The plaintiff’s lawyer who takes the case on a contingency basis recovers a fee only if the plaintiff succeeds in obtaining a settlement or judgment. If the plaintiff is successful, the plaintiff’s lawyer will receive a percentage of the recovery. Because of this financing scheme, the plaintiff’s lawyer may have an incentive to settle quickly so as to maximize his hourly return, but the plaintiff may fare better if the plaintiff’s lawyer settles later or takes the case to trial. Suppose, for instance, that a plaintiff’s lawyer on a 25 percent contingency settles a case for $10,000 after 10 h of work. In this instance, the plaintiff receives a net recovery of $7500, and the plaintiff’s attorney receives $2500 for his efforts. On an hourly basis, the plaintiff’s attorney earns a $250 h wage. Now suppose, instead, that the plaintiff’s lawyer settles the case for $16,000 after conducting 40 h of work. In this instance, the plaintiff does better, obtaining a net recovery of $12,000. By contrast, the plaintiff’s attorney does worse, earning only $100 h for his efforts (i.e., $4000 for 40 h work). In short, the plaintiff’s attorney would do better to settle earlier, while the plaintiff would do better to settle late.

Defense counsel working on an hourly-fee basis faces a very different incentive structure than the plaintiff’s lawyer. Defense counsel’s hourly wage is constant regardless of the number of hours worked. Thus, defense counsel has a financial incentive to work the case as long as possible because that will maximize her earnings. Her client, by contrast, is likely to fare better if the case settles earlier. Suppose, for instance, that defense counsel charging $200 h settles a case for $10,000 after working 10 h on the case. In this instance, settlement costs the defendant $12,000 (i.e., $10,000 to plaintiff and $2000 to defense counsel) and earns defense counsel $2000. Now suppose, instead, that defense counsel settles for $6000 after spending 40 h on the case.
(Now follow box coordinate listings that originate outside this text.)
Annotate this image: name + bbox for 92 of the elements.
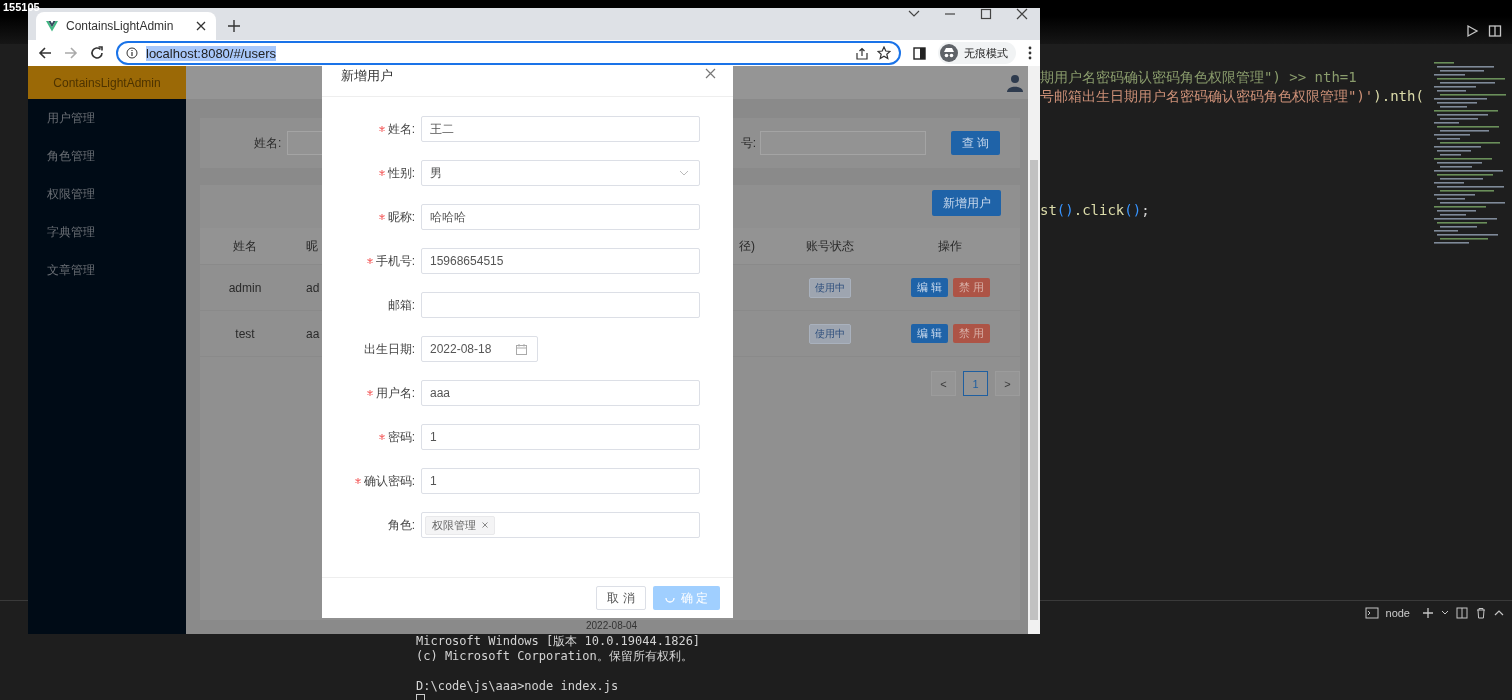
terminal-icon xyxy=(1364,607,1379,619)
edit-button[interactable]: 编 辑 xyxy=(910,278,948,297)
input-field[interactable]: 哈哈哈 xyxy=(421,204,700,230)
back-icon[interactable] xyxy=(38,46,52,60)
caret-icon[interactable] xyxy=(1441,609,1449,617)
menu-item[interactable]: 角色管理 xyxy=(28,137,186,175)
code-token: ).nth( xyxy=(1373,88,1424,104)
field-label: 密码: xyxy=(387,428,415,446)
close-icon[interactable] xyxy=(196,21,206,31)
select-field[interactable]: 男 xyxy=(421,160,700,186)
prev-page-button[interactable]: < xyxy=(931,371,956,396)
info-icon xyxy=(126,47,138,59)
terminal-line: D:\code\js\aaa>node index.js xyxy=(416,679,619,693)
trash-icon[interactable] xyxy=(1475,607,1487,619)
menu-item[interactable]: 字典管理 xyxy=(28,213,186,251)
scrollbar-thumb[interactable] xyxy=(1030,160,1038,620)
app-logo: ContainsLightAdmin xyxy=(28,66,186,99)
date-cell: 2022-08-04 xyxy=(586,620,638,631)
field-label: 用户名: xyxy=(375,384,415,402)
star-icon[interactable] xyxy=(877,46,891,60)
menu-item[interactable]: 文章管理 xyxy=(28,251,186,289)
multi-select-field[interactable]: 权限管理 xyxy=(421,512,700,538)
more-icon[interactable] xyxy=(1028,46,1032,60)
column-header: 姓名 xyxy=(232,237,258,255)
column-header: 账号状态 xyxy=(805,237,855,255)
share-icon[interactable] xyxy=(855,46,869,60)
role-tag: 权限管理 xyxy=(425,515,495,535)
field-label: 姓名: xyxy=(387,120,415,138)
date-field[interactable]: 2022-08-18 xyxy=(421,336,538,362)
code-token: 期用户名密码确认密码角色权限管理") >> nth=1 xyxy=(1040,69,1357,85)
table-cell-text: ad xyxy=(305,280,321,295)
edit-button[interactable]: 编 辑 xyxy=(910,324,948,343)
field-label: 角色: xyxy=(387,516,415,534)
table-cell-text: admin xyxy=(227,280,263,295)
chevron-down-icon[interactable] xyxy=(908,10,920,18)
input-field[interactable] xyxy=(421,292,700,318)
chevron-up-icon[interactable] xyxy=(1494,609,1504,617)
table-cell-text: test xyxy=(234,326,256,341)
table-cell-text: aa xyxy=(305,326,321,341)
avatar-icon[interactable] xyxy=(1007,73,1023,92)
side-panel-icon[interactable] xyxy=(913,46,926,60)
field-label: 确认密码: xyxy=(363,472,415,490)
scrollbar[interactable] xyxy=(1028,66,1040,634)
incognito-button[interactable]: 无痕模式 xyxy=(938,42,1016,64)
terminal-line: (c) Microsoft Corporation。保留所有权利。 xyxy=(416,649,693,663)
column-header: 径) xyxy=(738,237,756,255)
terminal-line: Microsoft Windows [版本 10.0.19044.1826] xyxy=(416,634,701,648)
close-icon[interactable] xyxy=(1016,8,1028,20)
calendar-icon xyxy=(516,343,527,355)
menu-item[interactable]: 用户管理 xyxy=(28,99,186,137)
caret-icon xyxy=(679,170,689,176)
input-field[interactable]: 1 xyxy=(421,468,700,494)
code-token: 号邮箱出生日期用户名密码确认密码角色权限管理")' xyxy=(1040,88,1374,104)
column-header: 昵 xyxy=(305,237,319,255)
input-field[interactable]: 15968654515 xyxy=(421,248,700,274)
dialog-title: 新增用户 xyxy=(341,68,393,85)
incognito-icon xyxy=(940,44,958,62)
status-tag: 使用中 xyxy=(809,323,851,344)
code-token: () xyxy=(1056,202,1074,218)
maximize-icon[interactable] xyxy=(980,8,992,20)
input-field[interactable]: 1 xyxy=(421,424,700,450)
split-editor-icon[interactable] xyxy=(1488,24,1502,38)
field-label: 出生日期: xyxy=(363,340,415,358)
field-label: 昵称: xyxy=(387,208,415,226)
cancel-button[interactable]: 取 消 xyxy=(596,586,646,610)
menu-item[interactable]: 权限管理 xyxy=(28,175,186,213)
disable-button[interactable]: 禁 用 xyxy=(952,324,990,343)
forward-icon xyxy=(64,46,78,60)
column-header: 操作 xyxy=(937,237,963,255)
next-page-button[interactable]: > xyxy=(995,371,1020,396)
reload-icon[interactable] xyxy=(90,46,104,60)
code-token: .click xyxy=(1073,202,1125,218)
field-label: 手机号: xyxy=(375,252,415,270)
code-token: ; xyxy=(1141,202,1150,218)
split-terminal-icon[interactable] xyxy=(1456,607,1468,619)
field-label: 姓名: xyxy=(254,134,283,152)
run-icon[interactable] xyxy=(1465,24,1479,38)
field-label: 性别: xyxy=(387,164,415,182)
vue-logo-icon xyxy=(46,20,58,32)
disable-button[interactable]: 禁 用 xyxy=(952,278,990,297)
search-button[interactable]: 查 询 xyxy=(951,131,1000,155)
terminal-tab[interactable]: node xyxy=(1385,607,1410,619)
code-token: st xyxy=(1040,202,1057,218)
add-user-button[interactable]: 新增用户 xyxy=(932,190,1001,216)
input-field[interactable]: 王二 xyxy=(421,116,700,142)
plus-icon[interactable] xyxy=(228,20,240,32)
input-field[interactable]: aaa xyxy=(421,380,700,406)
status-tag: 使用中 xyxy=(809,277,851,298)
field-label: 号: xyxy=(740,134,756,152)
field-label: 邮箱: xyxy=(387,296,415,314)
code-token: () xyxy=(1124,202,1142,218)
browser-tab[interactable]: ContainsLightAdmin xyxy=(36,12,216,40)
In this instance, settlement costs the defendant more (i.e., $6000 to plaintiff and $8000 to defense counsel) but earns defense counsel more (i.e., $8000 vs. $2000). In short, defense counsel would do better to settle later, while defendant would do better settling earlier.
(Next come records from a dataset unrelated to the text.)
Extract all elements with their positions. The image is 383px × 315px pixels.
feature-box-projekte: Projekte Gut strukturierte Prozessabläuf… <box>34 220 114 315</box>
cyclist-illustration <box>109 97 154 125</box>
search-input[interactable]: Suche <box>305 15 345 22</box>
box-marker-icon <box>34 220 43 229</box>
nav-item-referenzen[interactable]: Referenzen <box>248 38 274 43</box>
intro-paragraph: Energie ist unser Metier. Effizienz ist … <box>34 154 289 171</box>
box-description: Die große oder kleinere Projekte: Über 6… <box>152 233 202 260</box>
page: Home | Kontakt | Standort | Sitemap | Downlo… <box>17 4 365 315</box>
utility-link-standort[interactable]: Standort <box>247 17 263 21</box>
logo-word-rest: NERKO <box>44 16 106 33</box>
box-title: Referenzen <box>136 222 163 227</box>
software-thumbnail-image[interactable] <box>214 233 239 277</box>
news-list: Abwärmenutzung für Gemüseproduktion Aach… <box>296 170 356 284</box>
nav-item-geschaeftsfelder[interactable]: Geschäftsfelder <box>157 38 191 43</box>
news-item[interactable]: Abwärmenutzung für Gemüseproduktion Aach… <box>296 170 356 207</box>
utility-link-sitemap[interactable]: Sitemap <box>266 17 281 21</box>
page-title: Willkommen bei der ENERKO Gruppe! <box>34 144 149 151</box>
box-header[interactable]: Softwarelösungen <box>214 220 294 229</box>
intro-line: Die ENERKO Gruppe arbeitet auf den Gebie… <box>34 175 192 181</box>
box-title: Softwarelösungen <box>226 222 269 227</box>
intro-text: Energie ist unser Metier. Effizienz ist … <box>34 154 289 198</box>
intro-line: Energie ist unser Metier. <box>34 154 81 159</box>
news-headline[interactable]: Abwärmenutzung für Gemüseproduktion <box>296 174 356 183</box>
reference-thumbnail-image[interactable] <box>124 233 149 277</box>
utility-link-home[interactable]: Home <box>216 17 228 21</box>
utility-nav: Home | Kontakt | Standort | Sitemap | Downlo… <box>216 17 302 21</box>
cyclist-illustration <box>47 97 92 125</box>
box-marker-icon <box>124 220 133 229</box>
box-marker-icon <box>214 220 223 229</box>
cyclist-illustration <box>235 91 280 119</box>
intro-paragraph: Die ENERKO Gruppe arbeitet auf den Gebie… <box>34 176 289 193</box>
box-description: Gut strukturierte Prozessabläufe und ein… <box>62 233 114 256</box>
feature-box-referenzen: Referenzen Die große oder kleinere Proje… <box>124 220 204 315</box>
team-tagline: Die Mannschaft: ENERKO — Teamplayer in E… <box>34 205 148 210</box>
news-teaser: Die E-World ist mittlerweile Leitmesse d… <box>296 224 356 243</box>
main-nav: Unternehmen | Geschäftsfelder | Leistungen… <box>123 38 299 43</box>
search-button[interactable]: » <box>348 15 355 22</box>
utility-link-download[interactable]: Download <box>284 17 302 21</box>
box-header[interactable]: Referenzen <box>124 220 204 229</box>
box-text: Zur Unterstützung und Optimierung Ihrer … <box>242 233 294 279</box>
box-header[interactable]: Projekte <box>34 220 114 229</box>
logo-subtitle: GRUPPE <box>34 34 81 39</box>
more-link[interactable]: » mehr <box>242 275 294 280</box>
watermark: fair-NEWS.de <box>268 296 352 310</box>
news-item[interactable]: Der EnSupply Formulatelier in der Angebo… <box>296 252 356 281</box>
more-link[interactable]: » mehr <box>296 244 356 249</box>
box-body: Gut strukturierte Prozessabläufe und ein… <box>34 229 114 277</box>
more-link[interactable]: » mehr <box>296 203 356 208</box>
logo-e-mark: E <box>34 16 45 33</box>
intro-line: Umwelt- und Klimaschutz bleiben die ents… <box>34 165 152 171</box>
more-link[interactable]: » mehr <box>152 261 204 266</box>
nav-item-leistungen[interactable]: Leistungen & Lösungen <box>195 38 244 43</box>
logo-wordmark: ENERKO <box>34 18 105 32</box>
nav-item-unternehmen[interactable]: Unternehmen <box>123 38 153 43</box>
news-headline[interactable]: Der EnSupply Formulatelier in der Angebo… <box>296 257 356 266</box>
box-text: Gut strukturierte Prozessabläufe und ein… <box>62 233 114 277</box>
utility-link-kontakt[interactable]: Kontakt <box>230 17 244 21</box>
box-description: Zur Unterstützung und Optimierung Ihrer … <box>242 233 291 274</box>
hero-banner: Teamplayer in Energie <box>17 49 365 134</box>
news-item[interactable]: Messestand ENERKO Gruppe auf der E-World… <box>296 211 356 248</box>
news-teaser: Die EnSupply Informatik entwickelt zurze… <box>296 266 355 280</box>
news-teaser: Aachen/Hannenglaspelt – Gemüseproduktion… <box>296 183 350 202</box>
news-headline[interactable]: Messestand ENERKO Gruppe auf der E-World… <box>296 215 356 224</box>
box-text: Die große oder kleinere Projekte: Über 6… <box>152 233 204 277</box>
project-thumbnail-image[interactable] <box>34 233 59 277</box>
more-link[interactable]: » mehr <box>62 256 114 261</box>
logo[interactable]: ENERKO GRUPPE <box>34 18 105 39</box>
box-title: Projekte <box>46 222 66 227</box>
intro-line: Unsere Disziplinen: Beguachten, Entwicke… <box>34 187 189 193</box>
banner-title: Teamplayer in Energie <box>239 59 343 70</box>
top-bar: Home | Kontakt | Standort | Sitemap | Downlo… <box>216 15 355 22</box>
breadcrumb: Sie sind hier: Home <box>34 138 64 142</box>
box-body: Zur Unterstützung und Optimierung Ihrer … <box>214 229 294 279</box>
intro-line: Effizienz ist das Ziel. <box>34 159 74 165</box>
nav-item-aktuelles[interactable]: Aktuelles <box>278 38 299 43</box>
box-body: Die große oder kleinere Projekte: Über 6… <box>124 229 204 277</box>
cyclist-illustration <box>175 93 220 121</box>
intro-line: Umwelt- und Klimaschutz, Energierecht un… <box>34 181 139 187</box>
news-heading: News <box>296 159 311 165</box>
4. The Future Of Negotiation Research

Because of its importance in law, business, foreign affairs, and interpersonal relationships, negotiation will continue to attract the attention of scholars and practitioners trying to shed light on the process. Three research trends are likely. First, scholars will propose additional models of negotiation that combine or challenge the existing adversarial and problem-solving models of negotiation. Second, scholars will explore opportunities that new communications technologies create (as well as problems they cause) for negotiation. Finally, scholars will continue to conduct empirical and experimental investigations into barriers to optimal negotiation outcomes. Ideally, scholars will not only identify additional barriers but will develop some appreciation of the magnitude of these barriers, learn how the barriers might interact with one another, and devise prescriptions for overcoming the barriers. Continued investigation of the negotiation process is important because negotiation will continue to be the process by which most disputes are resolved and most deals get done.